Just as there is no exact science with which to determine which country contributes how much to the ICC's central revenue, there cannot be an exact formula for distribution of revenue. There seems to a consensus that the BCCI, cricket's largest economy by a distance, ought to receive the largest share.
What that share should be is a matter of perspective. There is a view, which I share, that the wealth should be shared more equitably so that nations disadvantaged by the size of their fan base or economic conditions are able to sustain a certain level in the game, since the global game isn't sustainable with only three or four major players.
The other view, which finds wide resonance in India, is that a 20% share for the BCCI is hardly unreasonable, given that it contributes nearly four times more to the global cricket economy than any other country, and it has to support an infrastructure many times the size of any other, given the geographical vastness and the population of the country.
It's an argument that can be settled only through negotiation.
There was indeed an opportunity for engagement. Under Manohar's brief presidency, the BCCI itself had agreed to a reduction of its share, with only one dissenting voice. But as ICC chairman, Manohar chose to exclude the BCCI from the committee formed to revise the financial model, while co-opting members of the ECB and the CA. Is any significant global trade negotiation conceivable without the US at the table?
And do the rest now expect the BCCI, or even the court-appointed committee of administrators, to simply accept a figure that has been arrived at in good faith?

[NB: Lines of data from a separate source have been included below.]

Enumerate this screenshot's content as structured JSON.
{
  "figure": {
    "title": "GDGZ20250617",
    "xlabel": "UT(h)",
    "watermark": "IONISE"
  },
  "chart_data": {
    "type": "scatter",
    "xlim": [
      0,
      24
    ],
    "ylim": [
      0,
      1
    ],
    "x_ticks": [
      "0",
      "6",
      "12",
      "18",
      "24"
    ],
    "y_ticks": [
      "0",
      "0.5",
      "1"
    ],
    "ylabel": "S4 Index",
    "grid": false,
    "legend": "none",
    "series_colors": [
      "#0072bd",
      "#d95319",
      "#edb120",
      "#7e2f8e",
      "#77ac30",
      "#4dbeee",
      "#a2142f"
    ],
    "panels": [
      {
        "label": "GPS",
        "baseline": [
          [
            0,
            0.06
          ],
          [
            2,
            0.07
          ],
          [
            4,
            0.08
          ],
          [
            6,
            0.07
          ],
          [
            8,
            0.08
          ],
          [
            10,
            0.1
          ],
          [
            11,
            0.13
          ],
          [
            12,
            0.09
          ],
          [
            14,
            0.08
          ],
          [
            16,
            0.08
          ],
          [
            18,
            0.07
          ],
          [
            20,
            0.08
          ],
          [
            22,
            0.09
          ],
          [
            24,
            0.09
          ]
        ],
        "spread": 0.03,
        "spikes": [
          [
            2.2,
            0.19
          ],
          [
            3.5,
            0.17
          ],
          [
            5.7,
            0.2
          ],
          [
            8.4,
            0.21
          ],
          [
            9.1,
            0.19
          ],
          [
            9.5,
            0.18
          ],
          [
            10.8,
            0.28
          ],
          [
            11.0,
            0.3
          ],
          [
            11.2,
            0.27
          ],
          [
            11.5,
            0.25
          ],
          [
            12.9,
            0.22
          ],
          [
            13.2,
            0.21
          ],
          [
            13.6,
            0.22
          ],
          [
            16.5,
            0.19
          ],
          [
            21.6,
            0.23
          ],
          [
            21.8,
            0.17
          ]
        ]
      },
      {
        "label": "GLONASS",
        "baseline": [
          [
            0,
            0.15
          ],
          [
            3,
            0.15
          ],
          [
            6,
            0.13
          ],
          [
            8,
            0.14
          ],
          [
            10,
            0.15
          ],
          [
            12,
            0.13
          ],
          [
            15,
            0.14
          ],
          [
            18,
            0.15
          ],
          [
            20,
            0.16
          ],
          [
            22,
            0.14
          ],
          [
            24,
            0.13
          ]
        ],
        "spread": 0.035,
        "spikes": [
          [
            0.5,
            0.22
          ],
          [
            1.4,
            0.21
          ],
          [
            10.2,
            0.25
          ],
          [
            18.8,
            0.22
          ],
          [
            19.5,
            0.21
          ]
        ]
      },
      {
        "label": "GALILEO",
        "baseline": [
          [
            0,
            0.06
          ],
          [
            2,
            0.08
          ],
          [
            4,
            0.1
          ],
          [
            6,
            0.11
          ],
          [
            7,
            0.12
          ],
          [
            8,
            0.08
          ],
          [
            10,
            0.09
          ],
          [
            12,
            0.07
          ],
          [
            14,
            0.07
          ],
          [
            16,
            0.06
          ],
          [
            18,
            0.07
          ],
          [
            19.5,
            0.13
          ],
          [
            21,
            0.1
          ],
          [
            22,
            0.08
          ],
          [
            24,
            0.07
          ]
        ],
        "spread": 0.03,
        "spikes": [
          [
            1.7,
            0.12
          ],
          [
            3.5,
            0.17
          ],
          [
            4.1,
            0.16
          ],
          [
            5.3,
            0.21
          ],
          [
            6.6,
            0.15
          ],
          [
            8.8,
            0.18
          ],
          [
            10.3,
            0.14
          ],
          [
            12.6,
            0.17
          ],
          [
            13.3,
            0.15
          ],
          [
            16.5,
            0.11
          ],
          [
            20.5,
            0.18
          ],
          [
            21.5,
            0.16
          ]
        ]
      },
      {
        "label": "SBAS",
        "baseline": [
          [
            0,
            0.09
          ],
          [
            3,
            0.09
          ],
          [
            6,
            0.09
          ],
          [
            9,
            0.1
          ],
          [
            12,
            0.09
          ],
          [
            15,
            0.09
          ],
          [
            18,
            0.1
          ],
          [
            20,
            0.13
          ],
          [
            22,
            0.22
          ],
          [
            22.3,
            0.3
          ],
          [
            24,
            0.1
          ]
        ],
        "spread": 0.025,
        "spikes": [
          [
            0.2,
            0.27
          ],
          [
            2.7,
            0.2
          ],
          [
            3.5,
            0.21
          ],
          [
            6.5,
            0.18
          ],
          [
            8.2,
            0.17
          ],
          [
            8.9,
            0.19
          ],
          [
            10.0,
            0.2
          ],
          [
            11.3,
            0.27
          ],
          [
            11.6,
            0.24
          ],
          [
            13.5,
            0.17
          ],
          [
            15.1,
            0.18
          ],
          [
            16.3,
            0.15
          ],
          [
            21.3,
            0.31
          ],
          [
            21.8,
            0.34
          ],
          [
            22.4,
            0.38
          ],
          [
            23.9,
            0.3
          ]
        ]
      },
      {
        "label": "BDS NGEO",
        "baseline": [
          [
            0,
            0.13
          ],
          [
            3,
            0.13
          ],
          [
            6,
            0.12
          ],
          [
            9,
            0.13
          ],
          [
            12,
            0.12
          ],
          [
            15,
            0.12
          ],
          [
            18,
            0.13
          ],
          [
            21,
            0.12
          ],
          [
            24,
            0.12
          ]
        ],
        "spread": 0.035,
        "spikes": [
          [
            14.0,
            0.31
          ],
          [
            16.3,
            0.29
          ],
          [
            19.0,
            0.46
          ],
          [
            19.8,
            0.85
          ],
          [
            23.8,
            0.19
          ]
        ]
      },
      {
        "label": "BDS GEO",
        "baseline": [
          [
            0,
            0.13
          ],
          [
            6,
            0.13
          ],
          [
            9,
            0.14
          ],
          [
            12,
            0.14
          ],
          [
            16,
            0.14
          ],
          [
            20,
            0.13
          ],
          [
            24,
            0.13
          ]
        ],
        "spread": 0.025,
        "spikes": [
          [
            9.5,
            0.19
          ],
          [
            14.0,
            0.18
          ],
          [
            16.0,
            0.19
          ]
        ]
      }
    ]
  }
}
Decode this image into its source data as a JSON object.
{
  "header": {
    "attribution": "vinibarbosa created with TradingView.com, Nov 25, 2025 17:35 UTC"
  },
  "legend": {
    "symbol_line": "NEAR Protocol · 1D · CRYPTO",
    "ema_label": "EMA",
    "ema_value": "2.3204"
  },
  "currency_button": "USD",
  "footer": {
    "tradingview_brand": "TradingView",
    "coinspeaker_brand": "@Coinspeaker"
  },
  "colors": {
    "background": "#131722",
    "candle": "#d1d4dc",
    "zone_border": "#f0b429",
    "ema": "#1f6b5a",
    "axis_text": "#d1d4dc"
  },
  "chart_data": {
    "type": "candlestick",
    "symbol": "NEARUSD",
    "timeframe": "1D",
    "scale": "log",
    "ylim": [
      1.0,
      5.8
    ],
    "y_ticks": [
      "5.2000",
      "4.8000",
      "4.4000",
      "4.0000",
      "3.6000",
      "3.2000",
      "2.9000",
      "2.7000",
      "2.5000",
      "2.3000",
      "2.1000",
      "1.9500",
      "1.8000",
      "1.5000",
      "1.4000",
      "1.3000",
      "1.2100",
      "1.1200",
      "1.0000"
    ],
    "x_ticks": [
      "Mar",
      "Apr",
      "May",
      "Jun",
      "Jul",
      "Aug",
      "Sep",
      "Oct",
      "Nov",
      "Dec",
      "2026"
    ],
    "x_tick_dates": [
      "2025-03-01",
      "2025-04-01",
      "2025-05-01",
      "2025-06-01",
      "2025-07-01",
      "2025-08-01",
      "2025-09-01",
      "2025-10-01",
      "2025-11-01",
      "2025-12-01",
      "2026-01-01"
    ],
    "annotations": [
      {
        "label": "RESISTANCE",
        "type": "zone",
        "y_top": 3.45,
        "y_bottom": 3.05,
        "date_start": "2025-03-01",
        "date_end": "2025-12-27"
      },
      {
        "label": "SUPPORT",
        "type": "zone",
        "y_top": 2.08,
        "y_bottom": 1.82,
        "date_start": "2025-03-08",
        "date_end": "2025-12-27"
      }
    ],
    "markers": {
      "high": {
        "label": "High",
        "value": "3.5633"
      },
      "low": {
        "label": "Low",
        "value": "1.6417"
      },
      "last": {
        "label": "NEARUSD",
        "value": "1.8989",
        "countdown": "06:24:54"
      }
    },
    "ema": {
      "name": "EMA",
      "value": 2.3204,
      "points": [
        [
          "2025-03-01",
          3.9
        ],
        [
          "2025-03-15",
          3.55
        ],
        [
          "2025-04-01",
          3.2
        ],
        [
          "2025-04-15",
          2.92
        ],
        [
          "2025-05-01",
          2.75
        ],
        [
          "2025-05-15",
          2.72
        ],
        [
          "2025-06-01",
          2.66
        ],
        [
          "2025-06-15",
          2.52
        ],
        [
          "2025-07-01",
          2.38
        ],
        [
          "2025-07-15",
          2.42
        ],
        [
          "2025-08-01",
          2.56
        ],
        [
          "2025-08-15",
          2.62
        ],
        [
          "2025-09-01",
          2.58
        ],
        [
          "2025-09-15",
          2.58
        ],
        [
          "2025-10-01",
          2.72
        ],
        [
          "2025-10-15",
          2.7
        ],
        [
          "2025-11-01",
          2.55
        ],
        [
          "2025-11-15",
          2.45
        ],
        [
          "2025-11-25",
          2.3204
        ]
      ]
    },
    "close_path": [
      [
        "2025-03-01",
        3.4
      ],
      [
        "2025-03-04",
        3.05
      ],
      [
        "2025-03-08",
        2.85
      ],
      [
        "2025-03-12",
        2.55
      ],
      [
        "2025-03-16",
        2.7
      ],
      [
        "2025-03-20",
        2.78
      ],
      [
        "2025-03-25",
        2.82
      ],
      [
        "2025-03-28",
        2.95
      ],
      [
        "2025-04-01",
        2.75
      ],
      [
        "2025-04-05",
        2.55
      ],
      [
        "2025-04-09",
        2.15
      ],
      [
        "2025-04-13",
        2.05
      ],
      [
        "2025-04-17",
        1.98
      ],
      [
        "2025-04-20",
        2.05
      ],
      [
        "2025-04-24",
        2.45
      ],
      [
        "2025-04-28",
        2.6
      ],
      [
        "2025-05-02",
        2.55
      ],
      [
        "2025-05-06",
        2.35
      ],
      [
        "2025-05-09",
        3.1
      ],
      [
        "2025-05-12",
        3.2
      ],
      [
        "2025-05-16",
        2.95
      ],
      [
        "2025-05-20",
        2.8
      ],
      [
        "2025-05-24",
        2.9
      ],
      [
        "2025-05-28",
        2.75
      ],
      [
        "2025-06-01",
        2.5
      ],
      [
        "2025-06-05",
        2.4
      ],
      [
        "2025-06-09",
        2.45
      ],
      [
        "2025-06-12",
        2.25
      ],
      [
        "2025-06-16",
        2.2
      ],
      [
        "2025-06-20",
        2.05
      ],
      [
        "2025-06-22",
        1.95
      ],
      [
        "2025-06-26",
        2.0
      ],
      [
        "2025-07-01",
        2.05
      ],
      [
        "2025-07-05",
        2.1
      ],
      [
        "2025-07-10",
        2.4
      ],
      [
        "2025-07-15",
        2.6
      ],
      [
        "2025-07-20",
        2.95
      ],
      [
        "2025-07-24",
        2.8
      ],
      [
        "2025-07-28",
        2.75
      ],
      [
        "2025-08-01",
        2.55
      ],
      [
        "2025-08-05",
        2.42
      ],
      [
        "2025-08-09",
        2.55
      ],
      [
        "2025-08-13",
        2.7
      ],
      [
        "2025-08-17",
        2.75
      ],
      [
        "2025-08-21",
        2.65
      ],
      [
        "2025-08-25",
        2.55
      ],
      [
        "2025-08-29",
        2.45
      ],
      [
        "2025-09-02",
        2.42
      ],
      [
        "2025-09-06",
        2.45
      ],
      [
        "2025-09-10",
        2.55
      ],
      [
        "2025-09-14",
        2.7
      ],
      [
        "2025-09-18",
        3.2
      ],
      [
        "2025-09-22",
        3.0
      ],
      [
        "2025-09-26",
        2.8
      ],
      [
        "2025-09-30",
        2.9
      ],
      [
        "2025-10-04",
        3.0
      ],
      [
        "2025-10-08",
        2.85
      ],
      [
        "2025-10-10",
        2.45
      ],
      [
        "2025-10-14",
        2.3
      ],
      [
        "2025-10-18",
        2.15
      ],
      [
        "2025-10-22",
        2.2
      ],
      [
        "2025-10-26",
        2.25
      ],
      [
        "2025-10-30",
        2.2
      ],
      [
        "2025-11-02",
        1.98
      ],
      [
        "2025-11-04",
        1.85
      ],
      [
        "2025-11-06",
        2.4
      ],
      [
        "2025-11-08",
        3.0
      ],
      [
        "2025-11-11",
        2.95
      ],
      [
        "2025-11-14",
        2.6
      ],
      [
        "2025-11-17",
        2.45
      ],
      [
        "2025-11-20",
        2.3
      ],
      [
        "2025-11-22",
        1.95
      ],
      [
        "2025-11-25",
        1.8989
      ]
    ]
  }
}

Of course, international cricket survives on inter-dependency, and the IPL could never have reached the heights it has without the participation of global stars, but just as Indian cricket cannot flourish in isolation, cricket's global revenues will simply collapse without India's participation.
Over the last couple of weeks I have spoken to several senior officials of the ICC's global broadcaster and there is unanimity over the assessment that the Indian market alone contributes nearly 70% of the value of the rights; if you include the various Indian diasporas, that figure is in the region of 80%. India's withdrawal from the Champions Trophy is unthinkable, and the consequences will be disastrous for all concerned, but the Members Participation Agreement, signed in 2014, does give them the right to do so, and the broadcast agreement does allow the broadcasters to pull out in such an eventuality.
The point is not whether this will happen; the question is about the soundness of the strategy to marginalise and isolate the game's largest stakeholder (it's a word cricket's administrators are increasingly fond of) from the decision-making process and paint it into such a corner that it will lay in wait for the opportunity to extract vengeance.
Already, there is nervousness among cricket boards over the matter of bilateral tours with India, the most reliable source of income for many boards, and by April, when the next ICC board meeting is due, it is likely that the voting equation will have altered.
The pity is that this was avoidable. There was the opportunity, and the environment, to forge a collaboration for a new global order in cricket. The BCCI has never been the most loved organisation either at home or abroad, but a transformation is under way. To launch a strike against it at a moment of weakness is, above everything else, bad politics.